Consider
the film’s opening scene, which lays out all of the film’s themes with uncommon
precision and subtlety: An aging widow walks into a bar to seek shelter from
the rain. The sound of Arabic music fills the soundtrack. Dominated by the line
of tables that stretches all the way to the foreground on her left and the door
frame above her, she appears small and isolated. In the following shot, we see
the patrons, all gathered at the other end of the counter, silently looking at
the new arrival with cold interest. Among them, four Arab men. Opposite axes,
opposite worlds.

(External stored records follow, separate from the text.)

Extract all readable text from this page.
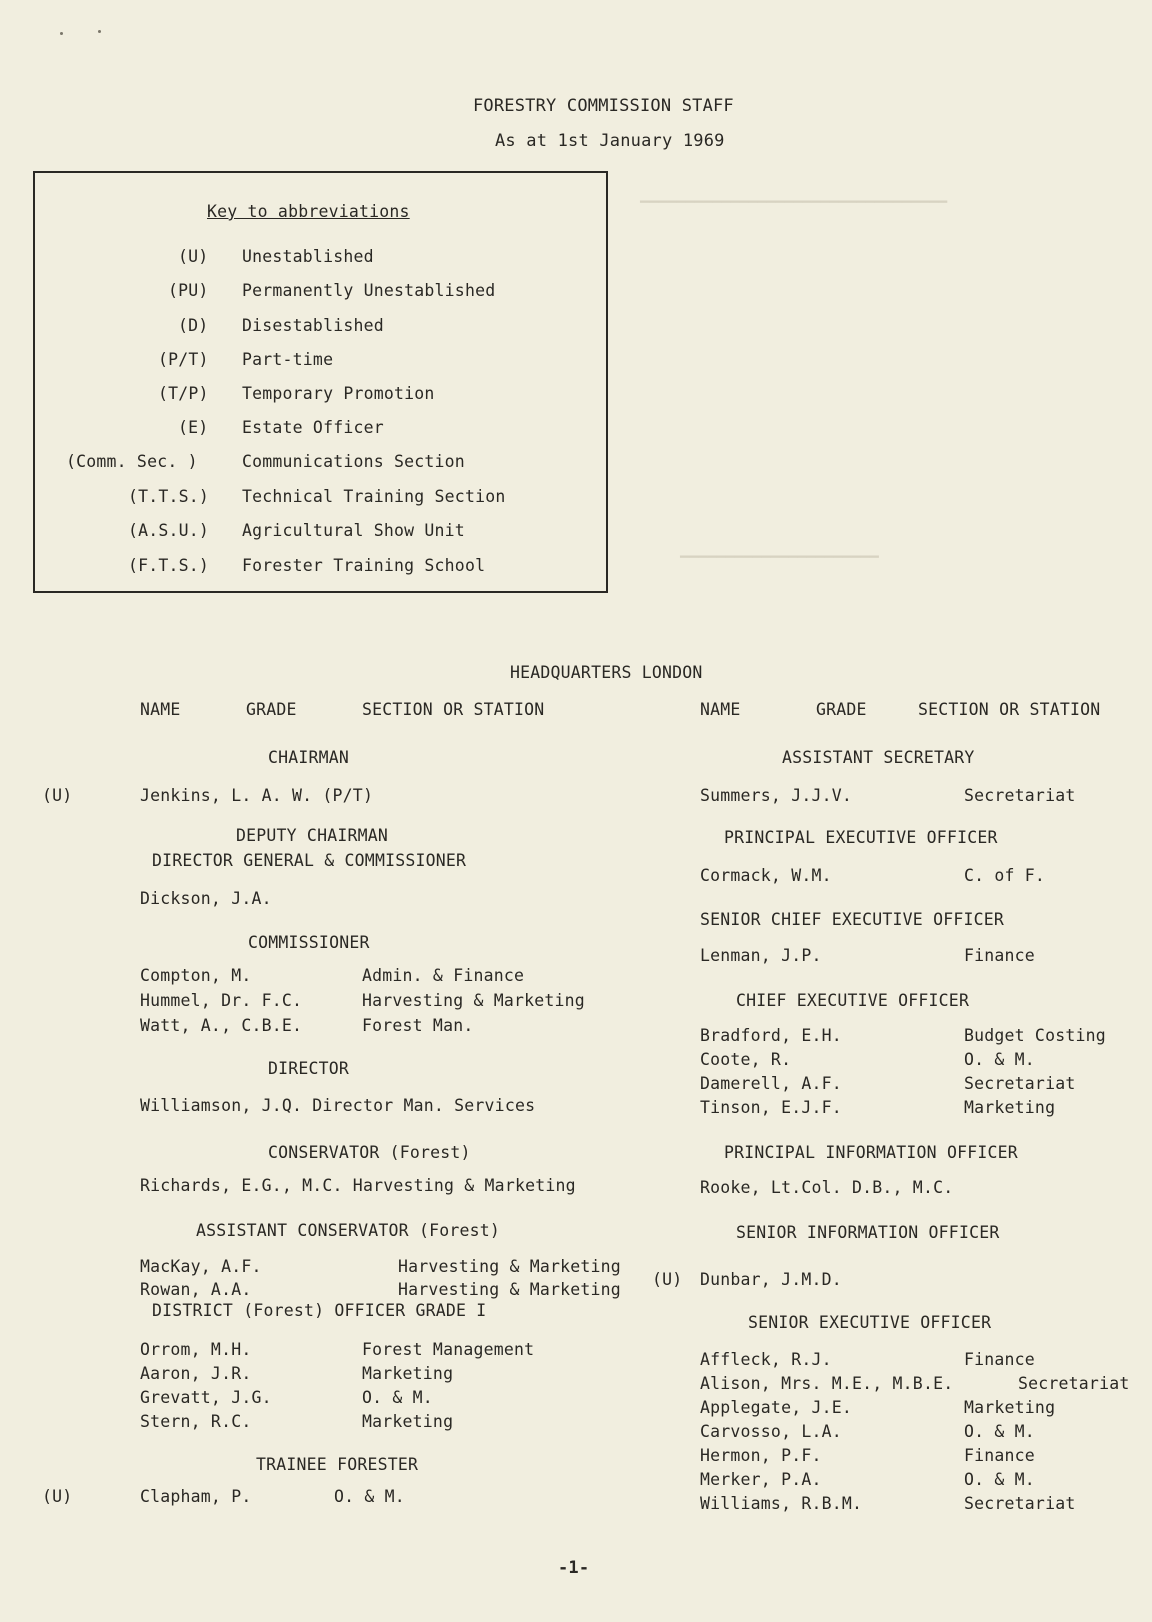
▁▁▁▁▁▁▁▁▁▁▁▁▁▁▁▁▁▁▁▁▁▁▁▁▁▁▁▁▁▁▁▁▁▁
▁▁▁▁▁▁▁▁▁▁▁▁▁▁▁▁▁▁▁▁▁▁
FORESTRY COMMISSION STAFF
As at 1st January 1969
Key to abbreviations
(U) Unestablished
(PU) Permanently Unestablished
(D) Disestablished
(P/T) Part-time
(T/P) Temporary Promotion
(E) Estate Officer
(Comm. Sec. )	Communications Section
(T.T.S.) Technical Training Section
(A.S.U.) Agricultural Show Unit
(F.T.S.) Forester Training School
HEADQUARTERS LONDON
NAME	GRADE	SECTION OR STATION	NAME	GRADE	SECTION OR STATION
CHAIRMAN
(U)	Jenkins, L. A. W. (P/T)
DEPUTY CHAIRMAN
DIRECTOR GENERAL & COMMISSIONER
Dickson, J.A.
COMMISSIONER
Compton, M.	Admin. & Finance
Hummel, Dr. F.C.	Harvesting & Marketing
Watt, A., C.B.E.	Forest Man.
DIRECTOR
Williamson, J.Q. Director Man. Services
CONSERVATOR (Forest)
Richards, E.G., M.C. Harvesting & Marketing
ASSISTANT CONSERVATOR (Forest)
MacKay, A.F.	Harvesting & Marketing
Rowan, A.A.	Harvesting & Marketing
DISTRICT (Forest) OFFICER GRADE I
Orrom, M.H.	Forest Management
Aaron, J.R.	Marketing
Grevatt, J.G.	O. & M.
Stern, R.C.	Marketing
TRAINEE FORESTER
(U)	Clapham, P.	O. & M.
ASSISTANT SECRETARY
Summers, J.J.V.	Secretariat
PRINCIPAL EXECUTIVE OFFICER
Cormack, W.M.	C. of F.
SENIOR CHIEF EXECUTIVE OFFICER
Lenman, J.P.	Finance
CHIEF EXECUTIVE OFFICER
Bradford, E.H.	Budget Costing
Coote, R.	O. & M.
Damerell, A.F.	Secretariat
Tinson, E.J.F.	Marketing
PRINCIPAL INFORMATION OFFICER
Rooke, Lt.Col. D.B., M.C.
SENIOR INFORMATION OFFICER
(U) Dunbar, J.M.D.
SENIOR EXECUTIVE OFFICER
Affleck, R.J.	Finance
Alison, Mrs. M.E., M.B.E.	Secretariat
Applegate, J.E.	Marketing
Carvosso, L.A.	O. & M.
Hermon, P.F.	Finance
Merker, P.A.	O. & M.
Williams, R.B.M.	Secretariat
-1-
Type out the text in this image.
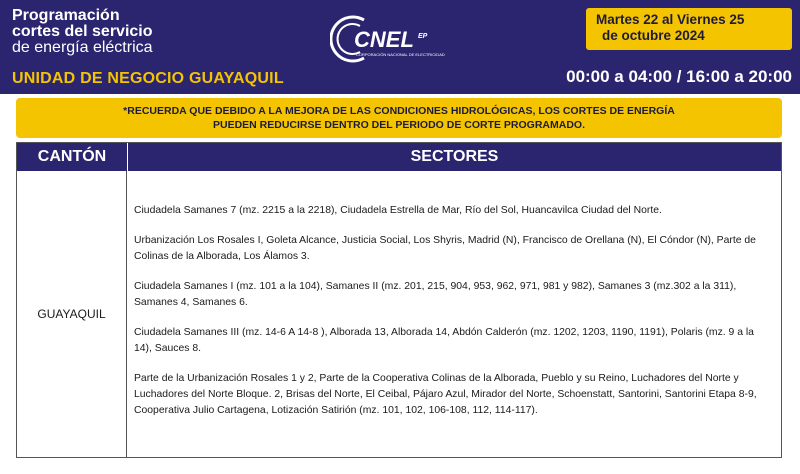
Programación
cortes del servicio
de energía eléctrica
UNIDAD DE NEGOCIO GUAYAQUIL
CNEL EP
CORPORACIÓN NACIONAL DE ELECTRICIDAD
Martes 22 al Viernes 25
de octubre 2024
00:00 a 04:00 / 16:00 a 20:00
*RECUERDA QUE DEBIDO A LA MEJORA DE LAS CONDICIONES HIDROLÓGICAS, LOS CORTES DE ENERGÍA
PUEDEN REDUCIRSE DENTRO DEL PERIODO DE CORTE PROGRAMADO.
CANTÓN	SECTORES
GUAYAQUIL

Ciudadela Samanes 7 (mz. 2215 a la 2218), Ciudadela Estrella de Mar, Río del Sol, Huancavilca Ciudad del Norte.

Urbanización Los Rosales I, Goleta Alcance, Justicia Social, Los Shyris, Madrid (N), Francisco de Orellana (N), El Cóndor (N), Parte de Colinas de la Alborada, Los Álamos 3.

Ciudadela Samanes I (mz. 101 a la 104), Samanes II (mz. 201, 215, 904, 953, 962, 971, 981 y 982), Samanes 3 (mz.302 a la 311), Samanes 4, Samanes 6.

Ciudadela Samanes III (mz. 14-6 A 14-8 ), Alborada 13, Alborada 14, Abdón Calderón (mz. 1202, 1203, 1190, 1191), Polaris (mz. 9 a la 14), Sauces 8.

Parte de la Urbanización Rosales 1 y 2, Parte de la Cooperativa Colinas de la Alborada, Pueblo y su Reino, Luchadores del Norte y Luchadores del Norte Bloque. 2, Brisas del Norte, El Ceibal, Pájaro Azul, Mirador del Norte, Schoenstatt, Santorini, Santorini Etapa 8-9, Cooperativa Julio Cartagena, Lotización Satirión (mz. 101, 102, 106-108, 112, 114-117).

Emmi (an astounding Brigitte
Mira) is neither welcome nor rejected, just an unsolicited intruder
disrupting an ordered society.
After
the shapely young bartender explains her clientele’s taste in music – “They prefer the stuff from back home” – as
well as her choice of drinks, we see one of the Arab men, Ali (El Hedi Ben Salem, dubbed by Wolfgang Hess),
reject a white female patron’s offer to take him home – “Schwanz kaput” he explains in broken German. Jilted, the woman
changes the Raï music to a slow Bohemian folk song and playfully dares Ali to
dance with the old lady. Nonchalantly, he accepts. So far, the bar has been
diegetically divided into two spaces: Emmi’s table and the patrons at the
counter. Only in the subsequent shot, after Emmi accepts Ali’s proposal and
follows him to the dance floor, are these two spaces united by the camera’s synchronized
movement with the characters.
Through
diegetic music, sparse dialogue, still shots and composition choices that
emphasize vertical lines and thus static positions, Rainer Werner Fassbinder
subtly conveys the discomfort and sense of defamiliarization felt by many white
Europeans – particularly older folk – when faced with otherness in their surroundings.
More importantly, his choices also put a different light on his characters’ words
and actions, which would appear fairly straightforward in mainstream films: Ali’s
rebuffed would-be lover’s act of provocation (replacing “his” music with “hers”, daring him to dance with the little
old lady) has a tinge of genuine curiosity that she herself may not fully
acknowledge; Ali and Emmi’s dance, during which they exchange personal information,
comes across both as romantic table-turning so much as an experience in
re-acquainting oneself with familiar customs – Emmi notes she hasn’t danced in
20 years – in strange and unfamiliar circumstances. Throughout the entire film,
these two individuals struggle, resist and negotiate with various groups over
their identities, habits and desires in an endless psychological maze that
separates, reunites and blocks them from each other depending upon
circumstances.
This
struggle is visualized through various scenarios in which Emmi’s relationship
with the much younger Arab man makes them the subject of racist comments from
her friends, neighbours and children, and others in which their relationship
finds itself challenged by their own feelings of alien-ness. But Fassbinder isn’t
content with merely illustrating the grade-school humanist platitude of
everybody being somebody’s stranger; he explores it in intimate detail that
belies initial impressions of broad strokes.
Like in his
previous theatrical film The Bitter Tears
Of Petra Von Kant, Fassbinder makes considerable use of deep-focus shots to
create meaning. Shots in which one or both of the main characters are isolated
by the décor, framing and positioning of other actors are legion, as are shots
in which all or part of the important actions are seen through an opening, a
filter or a reflecting surface. Even when the camera’s point of new is neither
subjective nor semi-subjective, our attention is drawn to both our own gaze and
those of the people we are watching. Consequently, we empathize even with those
whose words and actions make out to be either one-dimensional bigots or, in the
case of Ali, a seemingly patronizing “noble long-suffering immigrant”
stereotype.
That is
what makes Ali: Fear Eats The Soul so
miraculous: With purely visual means, it reveals complex human mechanisms behind
commonplace attitudes and aggressions that most movies would either treat as
self-evidently evil or dissect via thorough examinations of individual
characters. Through Ali and Emmi’s relationship, all the obstacles and
compromises people impose upon each other and themselves for the sake of
happiness are gradually unveiled to us. Racism is thus dissected to appear not
as the abstract evil that most of us would prefer to imagine, but more as a
frighteningly natural expression of the human instinct to feel safe and
validated by being part of a unit of similar people, whether they share the
same skin colour, the same ancestry or the same drinking establishment.